The Needs of the Many

There has been a maelstrom of news and opinion recently about the revised guidelines for mammograms and pap smears. On the one hand, it is either abysmal or fortuitous timing for these recommendations to emerge during a national debate on healthcare reform legislation. This is playing right into the hands of those who would have you irrationally believe the government is trying to ration your care in an effort to kill you. The reality is that timing aside, these recommendations and other scientifically based statistical studies are released all the time. And not just the government, but the insurance companies who already effectively control your access to healthcare make coverage decisions based on such studies.

The real issue here is the recommendations shine a glaring bright light on the reality that any insurance based healthcare plan balances the needs of the many against the needs of the few. This is not specific to government run vs. privately run plans. This is the reality that no group plan can afford to give everyone every last bit of diagnosis or care they might desire at a price we can collectively afford.

This is easy to understand at an impersonal level. It would be a waste of money to test everyone who came to the doctor with a cough for tuberculosis. The cough is weighed with other symptoms, including the clinical as well as the statistical likelihood the person could have been exposed. The reality is that this process misses a small percentage of cases that could have been caught early if everyone were tested at first phlegm. But the cost, anxiety, false positive rate, and inconvenience of all that testing is balanced against the actual number of cases slipping through the cracks. It’s impossible to seal all the cracks of all the diseases and conditions. Every doctor, every insurance company, every hospital, makes a cost benefit decision to determine the point of diminishing returns. They do this in full recognition that they are statistically condemning some small number of people to being undiagnosed.

This all makes sense at the dispassionate level of statistics. Any group health plan needs to draw the lines somewhere. Everyone cannot be entitled to unlimited care. But at the personal level, I want my family, my friends, my loved ones, even my-self to have access to the best of everything. If I could have my way, we’d all have one of those two-minute Star Trek medical scans every week to check for every known condition in the Star Fleet data bank, regardless of the cost to the insurance company. But in practice, if such a scan existed, and I was paying out of my pocket, and the scans cost $5000 each, would my kids get one every week? Every month? Every year? Just to be sure? Probably not.
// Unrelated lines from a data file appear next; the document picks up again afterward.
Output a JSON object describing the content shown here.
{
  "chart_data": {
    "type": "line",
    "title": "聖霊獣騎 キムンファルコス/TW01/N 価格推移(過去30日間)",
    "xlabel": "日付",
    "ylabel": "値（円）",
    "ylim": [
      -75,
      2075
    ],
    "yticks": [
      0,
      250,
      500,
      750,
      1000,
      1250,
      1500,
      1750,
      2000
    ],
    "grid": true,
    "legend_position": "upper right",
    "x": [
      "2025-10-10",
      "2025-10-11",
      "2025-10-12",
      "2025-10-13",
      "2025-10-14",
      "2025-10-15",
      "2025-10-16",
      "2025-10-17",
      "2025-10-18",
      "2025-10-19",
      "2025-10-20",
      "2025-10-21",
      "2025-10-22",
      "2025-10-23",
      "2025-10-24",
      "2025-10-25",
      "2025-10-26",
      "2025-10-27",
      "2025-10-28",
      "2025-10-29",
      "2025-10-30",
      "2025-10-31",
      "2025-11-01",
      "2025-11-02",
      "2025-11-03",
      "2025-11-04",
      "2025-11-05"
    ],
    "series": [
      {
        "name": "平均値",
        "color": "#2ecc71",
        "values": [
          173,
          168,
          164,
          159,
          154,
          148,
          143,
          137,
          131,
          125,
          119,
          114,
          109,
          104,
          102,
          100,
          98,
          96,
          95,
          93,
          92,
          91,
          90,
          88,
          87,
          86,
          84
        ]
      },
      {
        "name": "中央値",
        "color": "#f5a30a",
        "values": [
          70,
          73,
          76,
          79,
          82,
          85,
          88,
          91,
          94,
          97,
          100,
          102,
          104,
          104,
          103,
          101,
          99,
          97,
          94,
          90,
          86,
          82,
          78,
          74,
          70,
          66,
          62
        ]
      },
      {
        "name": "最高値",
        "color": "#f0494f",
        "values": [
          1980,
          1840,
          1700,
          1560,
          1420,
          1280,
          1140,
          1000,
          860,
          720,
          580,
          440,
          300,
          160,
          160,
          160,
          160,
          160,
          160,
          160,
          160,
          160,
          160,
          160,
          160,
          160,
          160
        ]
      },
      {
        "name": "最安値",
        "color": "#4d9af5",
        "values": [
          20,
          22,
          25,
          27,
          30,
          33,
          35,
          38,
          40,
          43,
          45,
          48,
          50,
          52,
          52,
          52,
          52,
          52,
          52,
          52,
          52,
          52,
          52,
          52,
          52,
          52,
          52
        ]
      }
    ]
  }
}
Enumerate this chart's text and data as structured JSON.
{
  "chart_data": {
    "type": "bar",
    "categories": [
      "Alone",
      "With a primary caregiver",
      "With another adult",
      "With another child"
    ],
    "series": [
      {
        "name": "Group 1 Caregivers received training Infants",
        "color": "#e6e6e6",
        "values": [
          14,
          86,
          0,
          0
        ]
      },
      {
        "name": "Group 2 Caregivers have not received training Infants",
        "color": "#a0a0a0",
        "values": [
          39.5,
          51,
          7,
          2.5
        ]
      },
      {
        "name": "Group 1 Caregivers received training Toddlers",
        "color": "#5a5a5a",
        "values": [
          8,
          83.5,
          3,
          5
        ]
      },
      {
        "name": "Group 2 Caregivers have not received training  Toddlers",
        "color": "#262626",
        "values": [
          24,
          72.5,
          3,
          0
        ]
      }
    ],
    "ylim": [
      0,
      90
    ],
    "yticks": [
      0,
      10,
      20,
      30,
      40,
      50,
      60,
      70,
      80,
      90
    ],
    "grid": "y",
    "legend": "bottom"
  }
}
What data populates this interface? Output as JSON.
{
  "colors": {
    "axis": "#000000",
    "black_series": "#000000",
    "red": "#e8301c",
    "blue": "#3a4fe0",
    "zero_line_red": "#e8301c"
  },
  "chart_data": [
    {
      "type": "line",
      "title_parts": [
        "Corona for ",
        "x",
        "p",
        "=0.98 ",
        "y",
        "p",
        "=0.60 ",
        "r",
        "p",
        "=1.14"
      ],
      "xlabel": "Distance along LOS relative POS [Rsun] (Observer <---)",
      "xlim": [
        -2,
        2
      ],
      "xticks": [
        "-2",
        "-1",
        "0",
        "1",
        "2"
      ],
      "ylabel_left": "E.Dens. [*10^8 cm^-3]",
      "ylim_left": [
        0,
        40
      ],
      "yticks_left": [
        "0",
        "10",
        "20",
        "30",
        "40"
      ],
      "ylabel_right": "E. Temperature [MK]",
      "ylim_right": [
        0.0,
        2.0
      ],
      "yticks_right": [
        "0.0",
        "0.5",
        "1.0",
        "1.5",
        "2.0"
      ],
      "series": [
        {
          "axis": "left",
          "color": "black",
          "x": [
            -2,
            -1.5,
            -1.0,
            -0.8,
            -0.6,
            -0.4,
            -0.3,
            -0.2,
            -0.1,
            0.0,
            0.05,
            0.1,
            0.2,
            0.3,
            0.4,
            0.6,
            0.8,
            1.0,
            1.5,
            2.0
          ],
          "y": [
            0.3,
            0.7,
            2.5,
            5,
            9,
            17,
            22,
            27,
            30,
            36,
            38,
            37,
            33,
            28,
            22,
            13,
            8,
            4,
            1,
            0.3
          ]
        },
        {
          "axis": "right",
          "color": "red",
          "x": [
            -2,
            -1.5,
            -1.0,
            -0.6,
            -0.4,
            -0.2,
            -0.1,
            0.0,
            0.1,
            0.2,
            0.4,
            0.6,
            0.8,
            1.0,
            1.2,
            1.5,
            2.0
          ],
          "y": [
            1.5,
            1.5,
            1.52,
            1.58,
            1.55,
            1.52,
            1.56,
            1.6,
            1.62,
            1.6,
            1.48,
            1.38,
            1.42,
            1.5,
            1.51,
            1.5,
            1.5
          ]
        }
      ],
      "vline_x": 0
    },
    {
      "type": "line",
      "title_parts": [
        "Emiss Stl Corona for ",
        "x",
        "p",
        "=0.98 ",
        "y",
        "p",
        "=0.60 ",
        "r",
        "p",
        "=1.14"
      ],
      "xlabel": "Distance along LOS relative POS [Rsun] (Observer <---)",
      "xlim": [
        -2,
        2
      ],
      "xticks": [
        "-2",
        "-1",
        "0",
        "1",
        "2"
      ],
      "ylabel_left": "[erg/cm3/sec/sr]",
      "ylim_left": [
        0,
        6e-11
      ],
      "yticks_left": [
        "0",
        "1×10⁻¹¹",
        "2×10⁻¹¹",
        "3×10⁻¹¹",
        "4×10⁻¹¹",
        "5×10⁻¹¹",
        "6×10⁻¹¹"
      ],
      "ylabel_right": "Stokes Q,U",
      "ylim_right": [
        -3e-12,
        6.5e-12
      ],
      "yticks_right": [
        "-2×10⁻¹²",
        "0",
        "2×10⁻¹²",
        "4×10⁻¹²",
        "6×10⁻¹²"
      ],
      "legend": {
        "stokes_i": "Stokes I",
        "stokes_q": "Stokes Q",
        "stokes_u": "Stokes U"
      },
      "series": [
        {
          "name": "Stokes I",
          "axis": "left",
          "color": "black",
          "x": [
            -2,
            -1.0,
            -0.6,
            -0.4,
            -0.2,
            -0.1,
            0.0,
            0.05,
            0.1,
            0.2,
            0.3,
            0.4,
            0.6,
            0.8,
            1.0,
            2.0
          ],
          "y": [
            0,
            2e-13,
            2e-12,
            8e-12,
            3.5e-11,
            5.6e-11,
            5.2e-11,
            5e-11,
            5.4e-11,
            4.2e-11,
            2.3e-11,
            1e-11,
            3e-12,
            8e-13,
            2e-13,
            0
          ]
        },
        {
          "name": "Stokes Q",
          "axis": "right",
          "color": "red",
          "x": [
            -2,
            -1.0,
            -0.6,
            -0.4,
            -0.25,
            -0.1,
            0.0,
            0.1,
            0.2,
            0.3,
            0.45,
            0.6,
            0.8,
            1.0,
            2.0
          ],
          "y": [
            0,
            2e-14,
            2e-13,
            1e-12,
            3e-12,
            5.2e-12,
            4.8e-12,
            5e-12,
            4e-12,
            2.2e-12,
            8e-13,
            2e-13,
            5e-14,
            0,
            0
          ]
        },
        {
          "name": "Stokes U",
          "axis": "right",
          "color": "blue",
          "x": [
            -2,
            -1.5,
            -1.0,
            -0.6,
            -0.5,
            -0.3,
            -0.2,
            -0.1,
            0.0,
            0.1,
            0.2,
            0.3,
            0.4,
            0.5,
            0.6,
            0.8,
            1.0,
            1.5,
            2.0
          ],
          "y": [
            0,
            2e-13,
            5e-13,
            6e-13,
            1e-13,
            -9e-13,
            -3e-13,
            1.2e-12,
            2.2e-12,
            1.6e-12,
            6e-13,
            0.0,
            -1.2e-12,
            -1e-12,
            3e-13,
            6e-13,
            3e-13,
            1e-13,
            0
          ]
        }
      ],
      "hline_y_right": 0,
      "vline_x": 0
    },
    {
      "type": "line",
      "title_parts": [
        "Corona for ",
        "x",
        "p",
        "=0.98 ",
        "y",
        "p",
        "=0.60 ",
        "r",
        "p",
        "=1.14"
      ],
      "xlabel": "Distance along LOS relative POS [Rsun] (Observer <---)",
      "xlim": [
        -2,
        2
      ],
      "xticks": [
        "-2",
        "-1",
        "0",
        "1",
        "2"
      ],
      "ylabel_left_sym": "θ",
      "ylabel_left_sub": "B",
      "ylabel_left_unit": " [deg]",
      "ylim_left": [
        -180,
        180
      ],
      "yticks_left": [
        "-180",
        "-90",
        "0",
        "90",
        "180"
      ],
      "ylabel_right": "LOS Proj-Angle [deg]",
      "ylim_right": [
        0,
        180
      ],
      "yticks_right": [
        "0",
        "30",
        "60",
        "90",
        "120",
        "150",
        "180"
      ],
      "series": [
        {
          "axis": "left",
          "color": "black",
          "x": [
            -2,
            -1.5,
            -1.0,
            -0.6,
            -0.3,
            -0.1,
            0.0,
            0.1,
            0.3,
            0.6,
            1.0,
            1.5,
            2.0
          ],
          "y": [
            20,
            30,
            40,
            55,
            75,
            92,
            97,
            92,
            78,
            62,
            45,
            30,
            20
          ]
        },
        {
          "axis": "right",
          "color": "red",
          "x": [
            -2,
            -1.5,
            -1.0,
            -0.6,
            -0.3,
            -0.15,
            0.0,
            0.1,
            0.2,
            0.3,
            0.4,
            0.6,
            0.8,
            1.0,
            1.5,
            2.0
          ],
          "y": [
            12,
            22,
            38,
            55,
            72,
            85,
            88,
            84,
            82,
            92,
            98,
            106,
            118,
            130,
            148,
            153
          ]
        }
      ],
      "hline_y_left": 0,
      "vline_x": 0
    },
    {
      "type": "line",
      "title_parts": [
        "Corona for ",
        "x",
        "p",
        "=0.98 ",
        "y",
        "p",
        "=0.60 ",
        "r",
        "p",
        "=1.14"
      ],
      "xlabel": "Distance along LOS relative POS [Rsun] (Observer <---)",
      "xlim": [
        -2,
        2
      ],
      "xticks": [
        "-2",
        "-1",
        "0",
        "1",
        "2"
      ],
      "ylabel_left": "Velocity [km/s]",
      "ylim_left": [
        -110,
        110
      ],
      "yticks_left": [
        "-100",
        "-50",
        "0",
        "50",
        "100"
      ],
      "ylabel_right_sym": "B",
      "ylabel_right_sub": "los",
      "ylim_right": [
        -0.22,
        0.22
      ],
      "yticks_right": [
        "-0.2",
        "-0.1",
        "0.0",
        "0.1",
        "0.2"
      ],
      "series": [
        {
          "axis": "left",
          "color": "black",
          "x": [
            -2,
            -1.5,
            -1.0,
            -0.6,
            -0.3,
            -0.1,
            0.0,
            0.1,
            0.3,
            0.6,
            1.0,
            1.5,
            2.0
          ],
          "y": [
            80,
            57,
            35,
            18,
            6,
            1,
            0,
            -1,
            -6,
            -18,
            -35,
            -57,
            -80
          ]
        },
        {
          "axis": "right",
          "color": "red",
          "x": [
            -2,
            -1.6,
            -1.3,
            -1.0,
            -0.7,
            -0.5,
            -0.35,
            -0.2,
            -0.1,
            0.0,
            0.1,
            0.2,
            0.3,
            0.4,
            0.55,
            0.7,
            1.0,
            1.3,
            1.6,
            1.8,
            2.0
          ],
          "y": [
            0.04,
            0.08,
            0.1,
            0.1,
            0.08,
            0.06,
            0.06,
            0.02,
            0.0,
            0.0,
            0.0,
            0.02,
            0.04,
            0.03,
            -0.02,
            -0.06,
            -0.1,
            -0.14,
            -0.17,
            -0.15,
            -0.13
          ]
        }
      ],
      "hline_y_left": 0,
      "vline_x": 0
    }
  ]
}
All this puts me in a difficult position. I do understand the trade-offs, the statistics, and the economics of the situation. However, I have personally benefited from some aggressive, probably not statistically justified medical diagnostics. A few years ago, I went to the doctor for something unrelated and just mentioned in passing that I had an odd ringing in one ear. She knew it was probably nothing, but sent me to a specialist anyway. He concurred, but just to be sure, he sent me for an MRI because some insignificant portion of 1% of people with that symptom have a small brain tumor. They found and removed my tumor a few months later.

To be honest, had I been paying out of pocket and they had asked to run $5000 worth of tests to diagnose a ringing ear, just to be sure, I’d have probably said no thanks. If I had to appeal to an insurance company to cover the tests, I’d have probably acquiesced to the math and waited until my symptoms worsened. This would have resulted in treatment delays, a much worse prognosis, and I wouldn’t have the quality of life that I enjoy today. But it’s probably how it should have panned out.

The cruel reality is that all healthcare is about economics. Someone has to bear the cost of your care. Whether that cost is borne out of your pocket, your paycheck, or your taxes, it’s still a question of how much we can afford. There simply is a point where the cost is too high. The implication of that ceiling is that no matter where we put it, some small number of people will wind up sicker than they would have been if we’d pushed the ceiling a little higher. And we’re all okay with that as long as those “few people” are strangers in a statistical database.